I too have experienced a shift in my anxiety for the worse since starting perimenopause.  I feel like a shadow of the person I once was and am struggling to keep normal life going.  My only hope is that things will change for the better again.  I hope your HRT helps you soon .  (((Hugs))) Susannah xxx

Dee46:
Hi Shesham & Suzannah

I am also struggling with this crippling anxiety have never experienced anything so bad before in my life, I feel I am just existing some days & don't know whow I am  :'( I have lost my confidence & very sensitive I go from being a bit calmer to wanting to shout, scream or cry in an instant just to get this anxiety out of me. I don't look forward to anything & cannot be bothered with people sometimes, I am 9 weeks into hrt & feel I will nevery be normal again, today I am feeling sedated & not quite here, this is scary stuff, I wake every morning with the dreads & go to bed with anxiety, this does not feel normal if only people knew how deliberating this is.

jorainbow:
Hi all - Yes I'm with you!

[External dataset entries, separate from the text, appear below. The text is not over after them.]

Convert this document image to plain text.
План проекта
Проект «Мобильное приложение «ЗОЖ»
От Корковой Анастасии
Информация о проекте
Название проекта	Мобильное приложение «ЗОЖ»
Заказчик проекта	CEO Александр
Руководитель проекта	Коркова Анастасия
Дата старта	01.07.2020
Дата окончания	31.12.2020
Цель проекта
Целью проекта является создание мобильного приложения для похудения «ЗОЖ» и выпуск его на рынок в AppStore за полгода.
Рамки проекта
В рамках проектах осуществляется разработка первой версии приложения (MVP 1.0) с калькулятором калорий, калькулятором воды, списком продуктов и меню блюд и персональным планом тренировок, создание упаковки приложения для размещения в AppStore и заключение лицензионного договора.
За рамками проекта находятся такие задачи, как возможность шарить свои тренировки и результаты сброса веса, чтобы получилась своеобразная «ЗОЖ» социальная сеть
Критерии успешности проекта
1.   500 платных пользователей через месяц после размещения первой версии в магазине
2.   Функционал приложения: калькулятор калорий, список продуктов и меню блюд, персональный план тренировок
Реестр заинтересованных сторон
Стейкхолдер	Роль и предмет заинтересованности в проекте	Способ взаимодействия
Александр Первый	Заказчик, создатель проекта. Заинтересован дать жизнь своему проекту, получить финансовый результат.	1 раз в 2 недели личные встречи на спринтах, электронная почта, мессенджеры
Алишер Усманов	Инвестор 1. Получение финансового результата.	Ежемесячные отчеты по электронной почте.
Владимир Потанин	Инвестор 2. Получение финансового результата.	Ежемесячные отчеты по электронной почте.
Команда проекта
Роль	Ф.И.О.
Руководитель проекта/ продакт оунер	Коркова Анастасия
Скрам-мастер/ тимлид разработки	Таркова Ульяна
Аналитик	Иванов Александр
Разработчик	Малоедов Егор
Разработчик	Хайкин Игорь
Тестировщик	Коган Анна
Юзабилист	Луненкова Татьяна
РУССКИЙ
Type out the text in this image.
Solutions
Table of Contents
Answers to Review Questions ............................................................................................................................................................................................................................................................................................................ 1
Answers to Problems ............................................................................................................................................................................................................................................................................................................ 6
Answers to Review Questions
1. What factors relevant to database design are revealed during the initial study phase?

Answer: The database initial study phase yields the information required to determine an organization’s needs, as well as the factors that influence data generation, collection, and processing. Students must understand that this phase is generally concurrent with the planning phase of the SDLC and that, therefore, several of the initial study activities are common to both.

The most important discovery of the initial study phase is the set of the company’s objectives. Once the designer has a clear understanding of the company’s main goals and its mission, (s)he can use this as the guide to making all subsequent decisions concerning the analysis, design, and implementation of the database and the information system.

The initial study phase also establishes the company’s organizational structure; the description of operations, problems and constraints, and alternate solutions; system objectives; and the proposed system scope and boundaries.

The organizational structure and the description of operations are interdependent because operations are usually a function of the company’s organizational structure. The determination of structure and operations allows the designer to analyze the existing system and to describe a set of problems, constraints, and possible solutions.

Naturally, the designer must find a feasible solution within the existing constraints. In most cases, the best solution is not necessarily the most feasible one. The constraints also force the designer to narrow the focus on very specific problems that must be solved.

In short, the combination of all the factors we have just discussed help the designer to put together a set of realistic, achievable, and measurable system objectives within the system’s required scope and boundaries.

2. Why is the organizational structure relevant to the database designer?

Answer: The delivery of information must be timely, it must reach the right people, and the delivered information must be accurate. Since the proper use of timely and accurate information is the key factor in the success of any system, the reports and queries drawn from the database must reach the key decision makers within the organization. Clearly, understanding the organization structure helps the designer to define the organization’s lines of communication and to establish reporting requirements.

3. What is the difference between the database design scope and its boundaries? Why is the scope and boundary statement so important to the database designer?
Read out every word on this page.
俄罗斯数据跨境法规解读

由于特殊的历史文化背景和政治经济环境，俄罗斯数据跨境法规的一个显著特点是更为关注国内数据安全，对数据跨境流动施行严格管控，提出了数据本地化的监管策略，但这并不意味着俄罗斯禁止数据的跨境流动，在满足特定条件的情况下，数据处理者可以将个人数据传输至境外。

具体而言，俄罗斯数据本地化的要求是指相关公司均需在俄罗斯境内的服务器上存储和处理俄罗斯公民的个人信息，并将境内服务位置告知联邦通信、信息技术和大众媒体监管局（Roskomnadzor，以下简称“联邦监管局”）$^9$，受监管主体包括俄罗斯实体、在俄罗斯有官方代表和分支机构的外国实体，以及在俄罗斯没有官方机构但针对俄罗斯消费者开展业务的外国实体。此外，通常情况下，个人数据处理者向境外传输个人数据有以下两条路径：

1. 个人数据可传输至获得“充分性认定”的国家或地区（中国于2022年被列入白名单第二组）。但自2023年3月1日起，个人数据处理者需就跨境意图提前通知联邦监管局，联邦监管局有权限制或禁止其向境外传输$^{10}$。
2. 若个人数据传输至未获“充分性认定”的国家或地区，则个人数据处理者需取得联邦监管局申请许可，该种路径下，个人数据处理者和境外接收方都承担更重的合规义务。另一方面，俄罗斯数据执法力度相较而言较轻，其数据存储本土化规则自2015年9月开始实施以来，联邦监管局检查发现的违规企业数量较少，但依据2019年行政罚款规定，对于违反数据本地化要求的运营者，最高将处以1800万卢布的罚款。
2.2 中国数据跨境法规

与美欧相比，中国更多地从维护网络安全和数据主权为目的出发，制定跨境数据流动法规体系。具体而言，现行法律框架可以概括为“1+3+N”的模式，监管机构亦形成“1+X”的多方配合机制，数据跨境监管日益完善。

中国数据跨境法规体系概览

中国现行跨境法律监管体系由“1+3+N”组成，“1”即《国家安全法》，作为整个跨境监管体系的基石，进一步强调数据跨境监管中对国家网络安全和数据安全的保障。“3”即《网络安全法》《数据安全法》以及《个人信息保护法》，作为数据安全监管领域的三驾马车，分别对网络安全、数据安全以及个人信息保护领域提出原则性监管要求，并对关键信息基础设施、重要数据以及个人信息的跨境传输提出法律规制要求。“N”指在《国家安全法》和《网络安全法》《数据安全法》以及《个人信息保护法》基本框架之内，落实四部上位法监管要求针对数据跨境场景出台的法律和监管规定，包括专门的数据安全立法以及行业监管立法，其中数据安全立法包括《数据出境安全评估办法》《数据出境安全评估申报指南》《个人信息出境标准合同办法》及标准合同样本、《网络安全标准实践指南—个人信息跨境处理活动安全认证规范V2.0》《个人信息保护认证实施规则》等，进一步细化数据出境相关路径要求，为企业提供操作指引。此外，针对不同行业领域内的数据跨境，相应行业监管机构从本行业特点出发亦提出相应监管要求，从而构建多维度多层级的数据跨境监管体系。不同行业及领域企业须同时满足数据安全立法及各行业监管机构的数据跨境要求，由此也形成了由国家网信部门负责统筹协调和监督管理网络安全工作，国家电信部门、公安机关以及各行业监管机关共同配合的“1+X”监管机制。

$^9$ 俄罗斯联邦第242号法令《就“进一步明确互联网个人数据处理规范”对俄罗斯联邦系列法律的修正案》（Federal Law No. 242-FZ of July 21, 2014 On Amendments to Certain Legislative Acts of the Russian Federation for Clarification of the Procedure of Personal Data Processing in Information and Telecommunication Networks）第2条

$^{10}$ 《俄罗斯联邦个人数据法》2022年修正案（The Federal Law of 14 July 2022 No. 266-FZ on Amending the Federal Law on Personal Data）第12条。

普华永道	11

I've just tried this exercise in the garden and it works but I'm not having a wobble at the minute so will keep practising! Someone also mentioned using the alphabet - 3 names with a etc. I understand though how things go out if the window when anxiety gets the better!! Xx

Dee46:
I also tried this exercise & then tried to remembering it one day & then the brain fog kicked in & I forgot  ;D. I use the  calm app which can help but when anxiety is high nothing seems to work it goes out the window like you said Jo!   :( .The sun is beautiful today so that definitely has an effect on mood shame my body & ;mind is not what it should be, another day off the meno calendar though!

Kipper:
Hi, all I'm new to the forum and and frantically reading to see if anyone else feels the same as me....insecure, sad, jealous, awkward, boring....all the horrible things that I don't want to feel. I'm normally outgoing and bubbly. What's the calm app everyone is talking about?